爬取某书网小说打包成txt
本帖最后由 应真先生 于 2019-8-12 23:47 编辑有个bug,有部分章节无法提取出来,打开查看,网页源代码为空,测试用beutifufsoup也是这样,但是有时候也会回复正常,很玄学,估计是我网络的问题,替换同网址内的小说目录可更换下载的小说
更换成手机版网址就不会为空了,但是速度慢了点
import requests
from lxml import etree
class QuanshuSpider(object):
def __init__(self):
self.session = requests.Session()
self.index_url = 'http://www.quanshuwang.com/book/9/9055'#网址可更换为全书网里面的书目录页
self.headers = {
'User-Agent': 'Mozilla/5.0 (Windows NT 10.0; Win64; x64) AppleWebKit/537.36 (KHTML, like Gecko) Chrome/75.0.3770.90 Safari/537.36'
}
def get_index_page(self):
index_page = self.session.get(self.index_url, headers=self.headers).content.decode('gbk')
html = etree.HTML(index_page)
self.title = html.xpath('//*[@id="chapter"]/div/div/strong/text()')

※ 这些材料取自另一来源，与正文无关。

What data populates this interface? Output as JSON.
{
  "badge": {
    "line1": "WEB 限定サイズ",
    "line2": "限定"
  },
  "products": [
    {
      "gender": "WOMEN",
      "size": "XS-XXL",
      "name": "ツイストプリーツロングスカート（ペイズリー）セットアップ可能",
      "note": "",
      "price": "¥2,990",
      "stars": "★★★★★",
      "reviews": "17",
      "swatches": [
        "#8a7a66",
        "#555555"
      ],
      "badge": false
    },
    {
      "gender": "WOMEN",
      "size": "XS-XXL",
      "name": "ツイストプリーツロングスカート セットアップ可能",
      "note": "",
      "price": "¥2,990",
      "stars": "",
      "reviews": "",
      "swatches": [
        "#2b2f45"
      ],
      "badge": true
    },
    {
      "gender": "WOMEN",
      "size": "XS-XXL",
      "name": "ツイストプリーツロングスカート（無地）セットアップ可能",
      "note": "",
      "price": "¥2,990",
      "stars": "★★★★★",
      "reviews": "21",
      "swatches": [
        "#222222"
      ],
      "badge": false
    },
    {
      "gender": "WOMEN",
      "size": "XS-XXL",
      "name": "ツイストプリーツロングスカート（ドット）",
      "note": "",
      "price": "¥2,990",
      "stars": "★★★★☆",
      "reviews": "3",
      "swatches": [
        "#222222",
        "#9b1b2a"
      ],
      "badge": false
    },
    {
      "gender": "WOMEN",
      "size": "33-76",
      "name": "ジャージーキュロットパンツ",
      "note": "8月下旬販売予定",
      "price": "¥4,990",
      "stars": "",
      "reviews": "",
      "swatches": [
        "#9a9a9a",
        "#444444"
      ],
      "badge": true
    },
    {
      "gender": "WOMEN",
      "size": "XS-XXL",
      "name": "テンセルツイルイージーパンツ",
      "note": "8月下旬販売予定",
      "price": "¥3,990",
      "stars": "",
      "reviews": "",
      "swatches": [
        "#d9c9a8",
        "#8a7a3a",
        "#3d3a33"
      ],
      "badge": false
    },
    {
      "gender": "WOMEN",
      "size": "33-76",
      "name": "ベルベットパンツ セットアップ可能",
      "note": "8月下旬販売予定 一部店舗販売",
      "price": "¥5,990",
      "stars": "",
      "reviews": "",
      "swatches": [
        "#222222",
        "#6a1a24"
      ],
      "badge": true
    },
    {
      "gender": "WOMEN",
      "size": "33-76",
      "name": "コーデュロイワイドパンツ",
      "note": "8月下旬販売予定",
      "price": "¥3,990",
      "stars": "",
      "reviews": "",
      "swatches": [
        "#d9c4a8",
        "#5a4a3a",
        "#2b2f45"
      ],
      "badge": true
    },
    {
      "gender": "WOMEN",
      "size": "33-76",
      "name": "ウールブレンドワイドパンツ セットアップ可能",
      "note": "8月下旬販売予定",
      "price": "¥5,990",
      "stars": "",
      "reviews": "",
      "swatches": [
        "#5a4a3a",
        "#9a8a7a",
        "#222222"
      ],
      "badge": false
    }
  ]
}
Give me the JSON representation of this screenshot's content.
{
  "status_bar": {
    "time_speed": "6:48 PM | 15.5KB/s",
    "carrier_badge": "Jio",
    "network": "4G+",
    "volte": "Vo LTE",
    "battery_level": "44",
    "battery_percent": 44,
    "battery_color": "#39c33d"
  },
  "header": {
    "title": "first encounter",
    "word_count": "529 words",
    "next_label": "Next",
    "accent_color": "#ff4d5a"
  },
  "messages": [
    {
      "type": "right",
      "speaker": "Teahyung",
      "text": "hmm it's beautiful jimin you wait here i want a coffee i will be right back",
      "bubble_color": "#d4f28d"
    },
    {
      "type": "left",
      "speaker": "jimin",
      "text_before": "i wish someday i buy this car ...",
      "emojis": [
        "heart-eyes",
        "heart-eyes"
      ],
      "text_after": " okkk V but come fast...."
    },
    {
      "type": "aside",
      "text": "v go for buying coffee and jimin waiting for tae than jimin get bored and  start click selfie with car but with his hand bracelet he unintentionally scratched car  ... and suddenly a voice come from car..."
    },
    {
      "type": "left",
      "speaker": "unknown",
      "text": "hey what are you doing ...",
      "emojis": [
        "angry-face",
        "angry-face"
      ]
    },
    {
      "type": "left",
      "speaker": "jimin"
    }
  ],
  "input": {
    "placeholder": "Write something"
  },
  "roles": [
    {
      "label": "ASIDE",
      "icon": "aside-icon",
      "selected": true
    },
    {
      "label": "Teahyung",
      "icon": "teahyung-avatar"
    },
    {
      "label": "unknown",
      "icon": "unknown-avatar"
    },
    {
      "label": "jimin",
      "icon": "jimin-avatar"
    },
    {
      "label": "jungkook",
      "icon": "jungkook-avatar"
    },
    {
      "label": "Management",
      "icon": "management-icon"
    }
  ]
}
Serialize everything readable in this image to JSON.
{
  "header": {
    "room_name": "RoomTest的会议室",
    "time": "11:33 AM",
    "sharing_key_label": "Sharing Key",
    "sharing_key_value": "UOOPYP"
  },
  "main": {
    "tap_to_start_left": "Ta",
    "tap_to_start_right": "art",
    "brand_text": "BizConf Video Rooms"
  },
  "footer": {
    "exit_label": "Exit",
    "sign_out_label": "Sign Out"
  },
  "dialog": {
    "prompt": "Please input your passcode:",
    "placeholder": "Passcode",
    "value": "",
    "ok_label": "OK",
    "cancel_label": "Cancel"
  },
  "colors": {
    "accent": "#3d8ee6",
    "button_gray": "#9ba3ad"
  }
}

authors = html.xpath('//*[@id="chapter"]/div/div/span/text()')
self.author = authors
print(self.title,self.author)
chapter_urls = html.xpath('//*[@id="chapter"]/div/div/ul/div/li/a/@href')
return chapter_urls
def parse_chapter_page(self):
for chapter_url in self.get_index_page():
try:
chapter_page = self.session.get(chapter_url,).content.decode('gbk')
html = etree.HTML(chapter_page)
chapter_content = html.xpath('//*[@id="content"]/text()')
chapter_titles = html.xpath('//*[@id="directs"]/div/h1/strong/text()')
chapter_title = chapter_titles + '\n\n'
# print(chapter_content.strip())
self.save_data(chapter_title)
print('正在保存 ' + chapter_url)
print(chapter_title)
for content in chapter_content:
contents = ' ' + content.strip() + '\n'
self.save_data(contents)
except Exception as e:
print(e)
continue
def save_data(self,content):
with open(self.title + ' ' + self.author + '.txt', 'a+', encoding='utf-8') as f:
f.write(content)
f.close()
if __name__ == '__main__':
spider = QuanshuSpider()
spider.parse_chapter_page()
手机版
import re
import requests
from lxml import etree
class MquanshuSpider(object):
def __init__(self):
self.session = requests.Session()
self.url = 'http://m.quanshuwang.com/list/9055_{}01.html'
self.headers = {
'User-Agent': 'Mozilla/5.0 (Linux; Android 5.0; SM-G900P Build/LRX21T) AppleWebKit/537.36 (KHTML, like Gecko) Chrome/75.0.3770.90 Mobile Safari/537.36'
}
def get_paging(self):
for i in range(0, 100):
paging_urls = self.url.format(str(i))
yield paging_urls
def parse_paging(self):
try:
for paging_url in spider.get_paging():
paging_page = self.session.get(paging_url, headers=self.headers).content.decode('gbk')
html = etree.HTML(paging_page)
self.name = html.xpath('//*[@id="htmlbookinfo"]/h1/text()')
self.author = html.xpath('//*[@id="htmlbookinfo"]/ul/li/a/text()')
chapter_titles = html.xpath('//*[@id="alllist"]/li/a/@title')
chapter_urls = html.xpath('//*[@id="alllist"]/li/a/@href')
if len(chapter_titles) == 0:
break
for chapter_url, chapter_title in zip(chapter_urls, chapter_titles):
yield chapter_url, chapter_title
except Exception as e:
print(e)
def parse_chapter_page(self):
try:
for chapter_url, chapter_titles in self.parse_paging():
chapter_title = chapter_titles + '\n'
chapter_url = 'http://m.quanshuwang.com' + str(chapter_url)
chapter_page = self.session.get(chapter_url).content.decode('gbk')
html = etree.HTML(chapter_page)
chapter_conts = html.xpath('//*[@id="htmlContent"]/p/text()')
self.save_book(chapter_title)
print('正在保存\n', chapter_url, chapter_title)
for content in chapter_conts:
chapter_cont = ' ' + content.strip() + '\n'
self.save_book(chapter_cont)
except Exception as e:
print(e)
def save_book(self, content):
with open(self.name + ' ' +self.author + '.txt', 'a+',encoding='utf-8') as f:
f.write(content)
if __name__ == '__main__':
spider = MquanshuSpider()
spider.parse_chapter_page()
ghoob321 发表于 2019-8-12 07:54
顶贴是给楼主热心分享的动力!!!
笔趣 阁这个就趴下来是乱码
我没有看楼主的代码, 但是因该猜想 就是编码问题 笔趣阁(包括某些伪站点)都是GBK编码代码里面设置一下就行了 应该 感谢分享,吾爱有你更精彩。
感谢分享 等了好久终于等到 感谢分享,吾爱有你更精彩。
用魔爪好像也可以0,0我试试…这个代码,谢谢分享 很好的东西,谢谢分享。 好东西,谢谢分享。 感谢分享 支持分享。